Jeff Walkuski, Physical Education Department, presented workshops on fitness education for K-12 students for both the Minneapolis public schools and the Woodstock, Ill., public schools outside Chicago.
Christa Chatfield, Biological Sciences Department, had a paper accepted for publication in the December issue of the Journal of Microbiology and Biology Education. “A Multi-Unit Project for Building Scientific Confidence via Authentic Research in Identification of Environmental Bacterial Isolates” is about integrating authentic scientific methods and research questions into a microbiology lab course that she teaches at SUNY Cortland. The journal is published by the American Society for Microbiology.
Gregg Weatherby, English Department, served as a consultant for a number of books on poet Paul Blackburn: The Blackburn Reader to be published by Shearsman; an as yet untitled book of critical essays to be published by Macmillan (followed by a symposium at the University of Kent, UK); and a reissue of Blackburn's translation of selected Provencal poets, Proensa, to be published by the New York Review of Books. In addition to being a poet and translator, Blackburn was also a member of the English Department faculty 1970-71.
Robert Spitzer, Political Science Department, was elected to serve on the Executive Council of Pi Sigma Alpha, the national political science honors society, at the annual meeting of the American Political Science Association held Aug. 28-31 in Washington D.C. Spitzer will serve a four-year term on the society’s national governing board. Cortland has been a chapter member of Pi Sigma Alpha since 1970.
Michelle Cryan, Publications and Electronic Media Office, developed a prototype for an app designed to teach sign language to pre-verbal children. She submitted the app project as the thesis for her master’s degree in Information Design and Technology at SUNYIT. The paper and a prototype of the app can be found at http://people.sunyit.edu/~cryanm/. Cryan wrote and illustrated a lift-the-flap sign language book that was published in 2007 by Gallaudet Press.
Alexandru Balas, International Studies Program and Clark Center for International Education, recently had his book, Peace Operations, published by Polity Press. The book, in its 2nd edition, is co-authored with Paul F. Diehl.
The book, detailed and available online at http://www.polity.co.uk/book.asp?ref=9780745671802, accomplishes the following:
- Traces the historical development of peace operations from their origins in the early 20th century through the development of modern peace building missions and multiple simultaneous peace operations.

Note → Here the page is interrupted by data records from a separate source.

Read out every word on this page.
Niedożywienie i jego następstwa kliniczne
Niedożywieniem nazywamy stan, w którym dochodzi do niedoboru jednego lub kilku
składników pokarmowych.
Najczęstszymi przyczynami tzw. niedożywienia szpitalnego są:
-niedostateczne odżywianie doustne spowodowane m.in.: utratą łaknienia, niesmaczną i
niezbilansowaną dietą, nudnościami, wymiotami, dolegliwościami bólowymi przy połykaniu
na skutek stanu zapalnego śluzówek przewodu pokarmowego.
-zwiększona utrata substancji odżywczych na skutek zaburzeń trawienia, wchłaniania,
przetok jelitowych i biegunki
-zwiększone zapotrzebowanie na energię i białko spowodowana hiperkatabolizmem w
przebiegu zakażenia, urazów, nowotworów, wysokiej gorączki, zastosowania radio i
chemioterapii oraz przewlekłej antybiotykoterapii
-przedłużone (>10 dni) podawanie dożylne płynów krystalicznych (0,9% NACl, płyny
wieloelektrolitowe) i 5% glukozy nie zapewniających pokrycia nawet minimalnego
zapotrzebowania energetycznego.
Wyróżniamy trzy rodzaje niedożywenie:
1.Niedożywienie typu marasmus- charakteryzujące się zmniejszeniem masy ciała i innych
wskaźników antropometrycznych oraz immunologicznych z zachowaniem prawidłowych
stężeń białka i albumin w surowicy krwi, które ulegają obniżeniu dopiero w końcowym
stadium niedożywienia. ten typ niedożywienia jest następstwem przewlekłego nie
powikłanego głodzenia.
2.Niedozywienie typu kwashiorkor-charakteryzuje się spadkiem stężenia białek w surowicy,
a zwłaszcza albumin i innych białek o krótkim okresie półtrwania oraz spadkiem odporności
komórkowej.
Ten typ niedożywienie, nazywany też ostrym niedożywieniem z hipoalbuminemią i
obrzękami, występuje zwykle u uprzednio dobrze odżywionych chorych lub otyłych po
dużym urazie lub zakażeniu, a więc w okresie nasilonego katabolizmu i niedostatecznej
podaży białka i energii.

- Tracks changes over time in the size, mission and organization of peace operations.
- Analyses different organizational, financial, and troop provisions for peace operations, as well as assessing alternatives.
- Lays out criteria for evaluating peace operations and details the conditions under which such operations are successful.
Jerome O’Callaghan, School of Arts and Sciences, co-authored with Paula O’Callaghan, University of Maryland, a paper on the free speech aspect of using Facebook in the context of public employment. The paper, titled “Facebook’s ‘Like’ – The First Amendment and Free Speech in the Workplace,” was published this summer in volume 15 of the ALSB Journal of Employment and Labor Law.
Robert Spitzer, Political Science Department, has been informed that his new book, Guns Across America: Reconciling Gun Rules and Rights, has been accepted for publication by Oxford University Press. The book argues that the contemporary debate pitting gun rights against gun regulations is based on a misunderstanding of America’s gun past. While gun possession is as old as the country, so are gun laws, and throughout most of our history, the two have gone hand in hand. Drawing on a vast new dataset of early gun laws, the book shows that gun regulations in America’s early history were, if anything, more strict than they are now. In addition, the book examines the Second Amendment and the assault weapons controversy, “stand-your-ground” laws, and New York state’s recent strict new laws. The narrative also includes the author’s effort to obtain a pistol permit. The book is scheduled for publication by Oxford in March 2015. Spitzer is the author of four other books on gun policy.
Mechthild Nagel, Philosophy Department and the Center for Gender and Intercultural Studies (CGIS), is on leave for the academic year. In July she started her visiting scholar position at Cornell University’s Feminist, Gender, Sexuality Studies Program, where she will write a monograph on Ubuntu ethics of punishment. She will remain a scholar-in-residence until December.
In January 2015, she will commence her scholar-in-residence at the Max Planck Institute for Religious and Ethnic Diversity in Goettingen, Germany, through July 2015.
Kathryn Kramer, Art and Art History Department, will have her article “Flanerie’s Art and Measure of the Urbanizing Global” published in the December issue of the journal Visual Resources.